4. Nous sommes en octobre 2008. Nicolas Sarkozy a garanti les dépôts particuliers. Mais il ne comprend rien à la situation. C'est Gordon Brown, le premier ministre britannique, qui livre la solution : les économies occidentales sont en passe de crever d'un gigantesque « credit crunch ». Les banques et institutions financières ne se font plus confiance, et, a fortiori, ne se prêtent plus ni même aux entreprises. Il faut donc que les Etats soutiennent, garantissent et stimulent les prêts interbancaires. Sarkozy se rallie, il n'a pas la choix.
5. Le 29 janvier 2009, des millions de Français défilent dans les rues. Sarkozy s'est réfugié silencieux à l'Elysée. l'omni-président se tait. Un proche ministre confie que « le président s'est montré très surpris par la tournure des événements ». Le chômage grimpe par centaines milliers tous les mois. Sarkozy a annoncé un plan de relance... de l'offre. Des mesures d'investissements publics, par millions d'euros. Mais rien pour les ménages soudainement frappés par le chômage. Sarkozy n'a même pas remis en cause les déremboursements de médicaments, les suppressions de postes de fonctionnaires, ou l'absence de revalorisation autre que symbolique des minima sociaux. Il faut des millions de gens dans la rue pour que Nicolas Sarkozy, après quelques jours de repos luxueux en Jordanie, se décide à organiser un « sommet social ». Rappelez-vous la séquence : le sommet puis les mesures qui suivirent, pour 2,5 milliards d'euros d'aides diverses, furent décidées sous la contrainte (suppression de la première tranche de l'impôt sur le revenu, annulation du deuxième tiers provisionnel dès cette année, augmentation de quelques prestations familiales).

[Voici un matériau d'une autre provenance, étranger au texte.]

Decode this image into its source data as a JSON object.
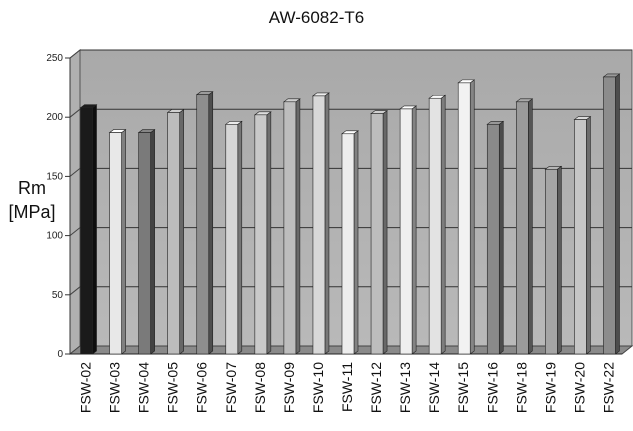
{
  "chart_data": {
    "type": "bar",
    "title": "AW-6082-T6",
    "ylabel_line1": "Rm",
    "ylabel_line2": "[MPa]",
    "xlabel": "",
    "ylim": [
      0,
      250
    ],
    "yticks": [
      0,
      50,
      100,
      150,
      200,
      250
    ],
    "grid": true,
    "categories": [
      "FSW-02",
      "FSW-03",
      "FSW-04",
      "FSW-05",
      "FSW-06",
      "FSW-07",
      "FSW-08",
      "FSW-09",
      "FSW-10",
      "FSW-11",
      "FSW-12",
      "FSW-13",
      "FSW-14",
      "FSW-15",
      "FSW-16",
      "FSW-18",
      "FSW-19",
      "FSW-20",
      "FSW-22"
    ],
    "values": [
      208,
      187,
      187,
      204,
      219,
      194,
      202,
      213,
      218,
      186,
      203,
      207,
      216,
      229,
      194,
      213,
      156,
      198,
      234
    ],
    "bar_colors": [
      "#1a1a1a",
      "#e8e8e8",
      "#7a7a7a",
      "#bcbcbc",
      "#8e8e8e",
      "#d6d6d6",
      "#c9c9c9",
      "#bdbdbd",
      "#d8d8d8",
      "#ededed",
      "#bdbdbd",
      "#efefef",
      "#e3e3e3",
      "#f2f2f2",
      "#8a8a8a",
      "#9a9a9a",
      "#a5a5a5",
      "#c6c6c6",
      "#8c8c8c"
    ]
  }
}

Il n'y a vraiment pas de quoi pavoiser.
6. Rétrospectivement, le gouvernement Sarkozy se félicite que la consommation et le pouvoir d'achat, en France, ne se soient pas effondrés comme ailleurs. Aux Etats-Unis, des millions de maisons sont saisies. En Espagne, le chômage explose. Le 6 mai 2011, Brice Hortefeux osait encore attribuer à l'action du Monarque cette résistance exceptionnelle en Occident. Quel joli mensonge ! La France a résisté car une large part de ses revenus domestiques (retraites, fonction publique, sécurité sociale) sont insensibles, à court terme, à ses aléas de marché. Le fameux modèle social français a protégé la France, et Sarkozy, du désastre généralisé.
Finalement, que retient-on ? Nicolas Sarkozy a été dépassé par les évènements. Il a tardé à agir. Il n'a pas pris la mesure de l'ampleur de la crise. Il n'a pris aucune initiative décisive. Et il n'a pas protégé les Français. Il fallut des millions de manifestants pour qu'il daigne lâcher quelques subsides, 6 mois après le premier crash boursier.